A Flexible Method of Estimating Luminosity Functions

TL;DR

This paper introduces a Bayesian method using MCMC for estimating luminosity functions, offering more accurate confidence intervals and the ability to infer beyond survey limits compared to traditional maximum-likelihood approaches.

Contribution

It develops a flexible Bayesian approach with Gaussian mixture models and MCMC, improving luminosity function estimation and uncertainty quantification.

Findings

Bayesian confidence intervals are valid, unlike bootstrap-based ones.

The method accurately constrains luminosity functions beyond detection limits.

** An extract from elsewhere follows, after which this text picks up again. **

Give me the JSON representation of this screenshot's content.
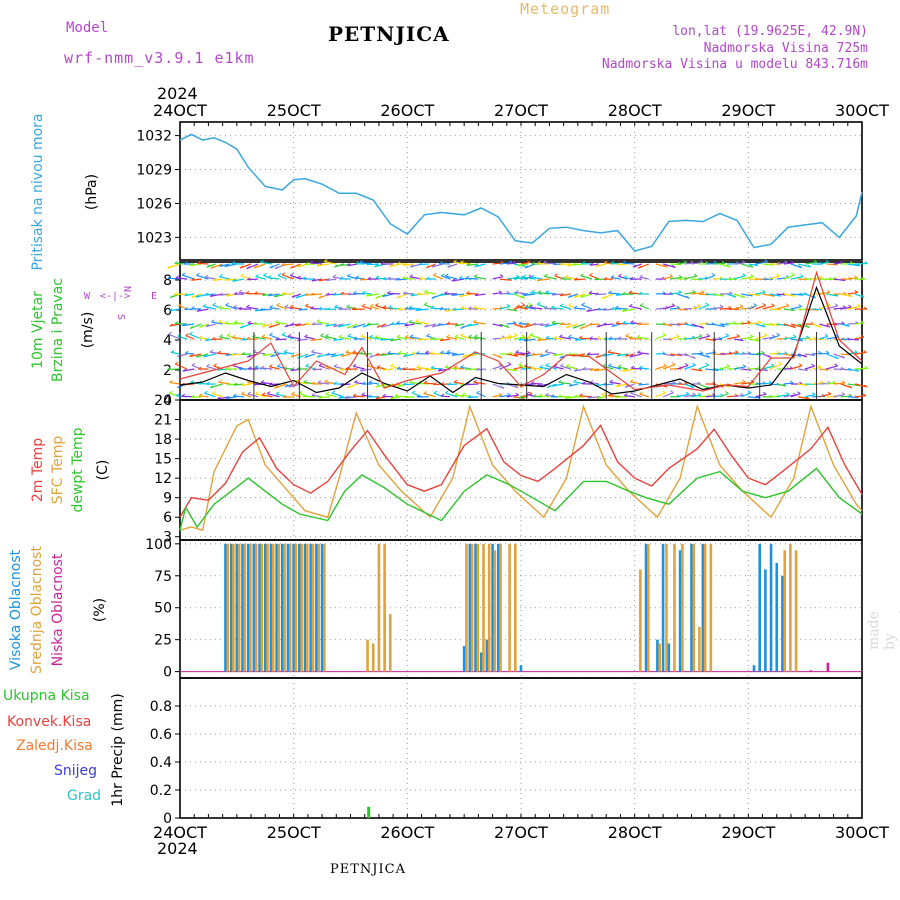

It enables estimation of derived quantities like quasar density peaks.

Abstract

We describe a Bayesian approach to estimating luminosity functions. We derive the likelihood function and posterior probability distribution for the luminosity function, given the observed data, and we compare the Bayesian approach with maximum-likelihood by simulating sources from a Schechter function. For our simulations confidence intervals derived from bootstrapping the maximum-likelihood estimate can be too narrow, while confidence intervals derived from the Bayesian approach are valid. We develop our statistical approach for a flexible model where the luminosity function is modeled as a mixture of Gaussian functions. Statistical inference is performed using Markov chain Monte Carlo (MCMC) methods, and we describe a Metropolis-Hastings algorithm to perform the MCMC. The MCMC simulates random draws from the probability distribution of the luminosity function parameters, given the data, and we use a simulated data set to show how these random draws may be used to estimate the probability distribution for the luminosity function. In addition, we show how the MCMC output may be used to estimate the probability distribution of any quantities derived from the luminosity function, such as the peak in the space density of quasars. The Bayesian method we develop has the advantage that it is able to place accurate constraints on the luminosity function even beyond the survey detection limits, and that it provides a natural way of estimating the probability distribution of any quantities derived from the luminosity function, including those that rely on information beyond the survey detection limits.